I first read about John Tradescant the Elder in Phillipa Gregory’s novel Earthly Joys a novel that I reread at least once a year. I love reading about the history of gardens and the people who lived their lives creating and collecting botanical treasures.
John Tradescant the Elder (c. 1570s to April 1638)
John Tradescant the Elder, the father of John Tradescant the Younger, was an English naturalist, gardener, collector and traveller, born in Suffolk, England. He began his career as head gardener to Robert Cecil, 1st Earl of Salisbury at Hatfield House. Cecil sent Tradescant to the Low Countries for fruit trees which was the start of his travelling to collect rare and beautiful plants and trees. He made gardens at Salisbury House in London and he designed gardens on the site of St Augustine’s Abbey for Edward Lord Wotton in 1615-23. In 1630, he was engaged by King Charles 1 to be Keeper of his Majesty’s Gardens, Vines and Silkworms at his queen’s small palace, Oatlands Palace in Surrey.

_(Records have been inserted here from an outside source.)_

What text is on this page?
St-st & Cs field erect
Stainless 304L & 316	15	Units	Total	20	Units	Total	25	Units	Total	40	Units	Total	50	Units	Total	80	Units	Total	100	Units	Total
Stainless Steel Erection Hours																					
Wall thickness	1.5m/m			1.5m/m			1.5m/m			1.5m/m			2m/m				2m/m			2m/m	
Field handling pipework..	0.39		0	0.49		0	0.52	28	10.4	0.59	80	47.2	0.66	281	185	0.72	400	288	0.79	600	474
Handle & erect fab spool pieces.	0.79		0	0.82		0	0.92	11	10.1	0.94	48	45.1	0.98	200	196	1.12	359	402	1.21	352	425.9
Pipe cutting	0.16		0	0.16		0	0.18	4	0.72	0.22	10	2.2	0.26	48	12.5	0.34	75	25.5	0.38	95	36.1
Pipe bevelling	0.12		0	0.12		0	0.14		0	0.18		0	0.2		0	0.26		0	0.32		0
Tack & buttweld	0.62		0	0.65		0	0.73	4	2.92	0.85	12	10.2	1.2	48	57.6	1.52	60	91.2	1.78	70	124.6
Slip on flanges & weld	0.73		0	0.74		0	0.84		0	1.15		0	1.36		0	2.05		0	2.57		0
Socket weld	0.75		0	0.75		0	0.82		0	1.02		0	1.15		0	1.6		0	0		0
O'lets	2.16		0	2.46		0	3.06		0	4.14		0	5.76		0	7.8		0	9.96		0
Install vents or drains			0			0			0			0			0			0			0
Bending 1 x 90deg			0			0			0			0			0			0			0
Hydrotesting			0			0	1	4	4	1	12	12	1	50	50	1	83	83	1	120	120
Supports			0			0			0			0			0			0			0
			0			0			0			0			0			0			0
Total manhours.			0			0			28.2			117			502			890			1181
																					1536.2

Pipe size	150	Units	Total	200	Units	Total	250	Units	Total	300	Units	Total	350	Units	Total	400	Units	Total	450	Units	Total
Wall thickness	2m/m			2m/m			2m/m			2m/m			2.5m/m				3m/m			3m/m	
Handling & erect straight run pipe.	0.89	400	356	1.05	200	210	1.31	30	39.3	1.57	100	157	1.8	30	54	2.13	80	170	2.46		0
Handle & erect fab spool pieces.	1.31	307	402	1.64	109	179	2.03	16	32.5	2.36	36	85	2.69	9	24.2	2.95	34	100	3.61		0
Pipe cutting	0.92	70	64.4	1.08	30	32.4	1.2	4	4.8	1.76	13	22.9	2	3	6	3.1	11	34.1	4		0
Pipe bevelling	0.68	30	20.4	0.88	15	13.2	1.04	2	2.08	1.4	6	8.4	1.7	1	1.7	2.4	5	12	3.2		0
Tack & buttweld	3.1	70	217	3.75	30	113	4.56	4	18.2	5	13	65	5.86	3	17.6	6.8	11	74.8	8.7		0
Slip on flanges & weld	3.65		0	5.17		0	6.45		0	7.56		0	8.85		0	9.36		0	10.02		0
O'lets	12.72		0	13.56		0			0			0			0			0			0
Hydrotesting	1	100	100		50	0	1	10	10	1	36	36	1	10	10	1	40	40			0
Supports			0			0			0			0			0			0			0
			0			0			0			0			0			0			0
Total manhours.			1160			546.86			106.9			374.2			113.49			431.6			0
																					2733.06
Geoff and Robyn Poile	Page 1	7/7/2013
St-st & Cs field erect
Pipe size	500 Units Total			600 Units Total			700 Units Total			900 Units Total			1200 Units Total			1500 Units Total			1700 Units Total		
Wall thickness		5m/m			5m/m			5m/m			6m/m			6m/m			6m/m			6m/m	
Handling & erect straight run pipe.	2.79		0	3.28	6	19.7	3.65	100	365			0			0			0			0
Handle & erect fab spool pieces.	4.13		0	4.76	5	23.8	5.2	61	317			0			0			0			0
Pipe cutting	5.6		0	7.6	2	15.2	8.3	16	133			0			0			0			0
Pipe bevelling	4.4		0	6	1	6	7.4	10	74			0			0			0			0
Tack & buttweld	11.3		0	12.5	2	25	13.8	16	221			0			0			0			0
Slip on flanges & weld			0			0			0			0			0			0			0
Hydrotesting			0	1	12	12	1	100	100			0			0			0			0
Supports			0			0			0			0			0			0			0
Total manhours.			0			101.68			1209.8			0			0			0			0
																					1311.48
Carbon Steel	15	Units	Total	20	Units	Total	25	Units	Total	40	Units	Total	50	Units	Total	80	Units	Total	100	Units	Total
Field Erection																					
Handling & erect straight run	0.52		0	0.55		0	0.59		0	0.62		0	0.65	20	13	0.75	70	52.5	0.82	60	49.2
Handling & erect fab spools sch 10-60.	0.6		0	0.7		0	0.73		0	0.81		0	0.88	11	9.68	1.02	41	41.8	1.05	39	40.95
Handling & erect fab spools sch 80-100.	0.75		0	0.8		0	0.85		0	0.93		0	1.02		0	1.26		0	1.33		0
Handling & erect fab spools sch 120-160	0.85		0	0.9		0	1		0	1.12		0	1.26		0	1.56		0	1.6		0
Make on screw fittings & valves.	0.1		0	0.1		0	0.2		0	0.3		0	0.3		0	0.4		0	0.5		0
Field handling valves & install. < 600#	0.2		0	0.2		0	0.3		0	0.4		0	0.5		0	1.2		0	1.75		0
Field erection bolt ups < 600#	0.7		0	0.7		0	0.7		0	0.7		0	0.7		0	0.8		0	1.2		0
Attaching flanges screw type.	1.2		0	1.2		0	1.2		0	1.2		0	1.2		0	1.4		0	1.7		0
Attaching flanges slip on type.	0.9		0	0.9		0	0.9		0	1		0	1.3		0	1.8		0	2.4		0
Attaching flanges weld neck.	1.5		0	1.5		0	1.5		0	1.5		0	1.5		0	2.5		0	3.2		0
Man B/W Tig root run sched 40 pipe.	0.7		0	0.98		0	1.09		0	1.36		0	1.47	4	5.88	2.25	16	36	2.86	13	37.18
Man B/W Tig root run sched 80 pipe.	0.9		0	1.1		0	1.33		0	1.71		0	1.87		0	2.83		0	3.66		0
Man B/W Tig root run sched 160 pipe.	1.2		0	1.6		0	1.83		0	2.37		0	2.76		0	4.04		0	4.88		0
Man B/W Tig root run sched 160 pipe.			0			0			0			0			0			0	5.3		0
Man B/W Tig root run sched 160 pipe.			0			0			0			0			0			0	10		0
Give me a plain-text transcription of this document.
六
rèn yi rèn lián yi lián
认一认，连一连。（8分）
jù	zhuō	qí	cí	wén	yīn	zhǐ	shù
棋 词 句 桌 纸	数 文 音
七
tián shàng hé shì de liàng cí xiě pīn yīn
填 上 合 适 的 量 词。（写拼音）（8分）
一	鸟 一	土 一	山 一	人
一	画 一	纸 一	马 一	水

On all his trips he collected seeds and bulbs and assembled a collection of curiosities of natural history and ethnography which he housed in a large house, ‘The Ark’, in Lambeth, London. The Ark was the prototypical Cabinet of Curiosity, a collection of rare and strange objects, that became the first museum open to the public in England, the Musaeum Tradescantianum.
He was buried in the churchyard of St-Mary-at-Lambeth, as was his son; the churchyard is now established as the Garden Museum.
Gardens are the thread that binds all my novels together and I can think of nothing more beautiful.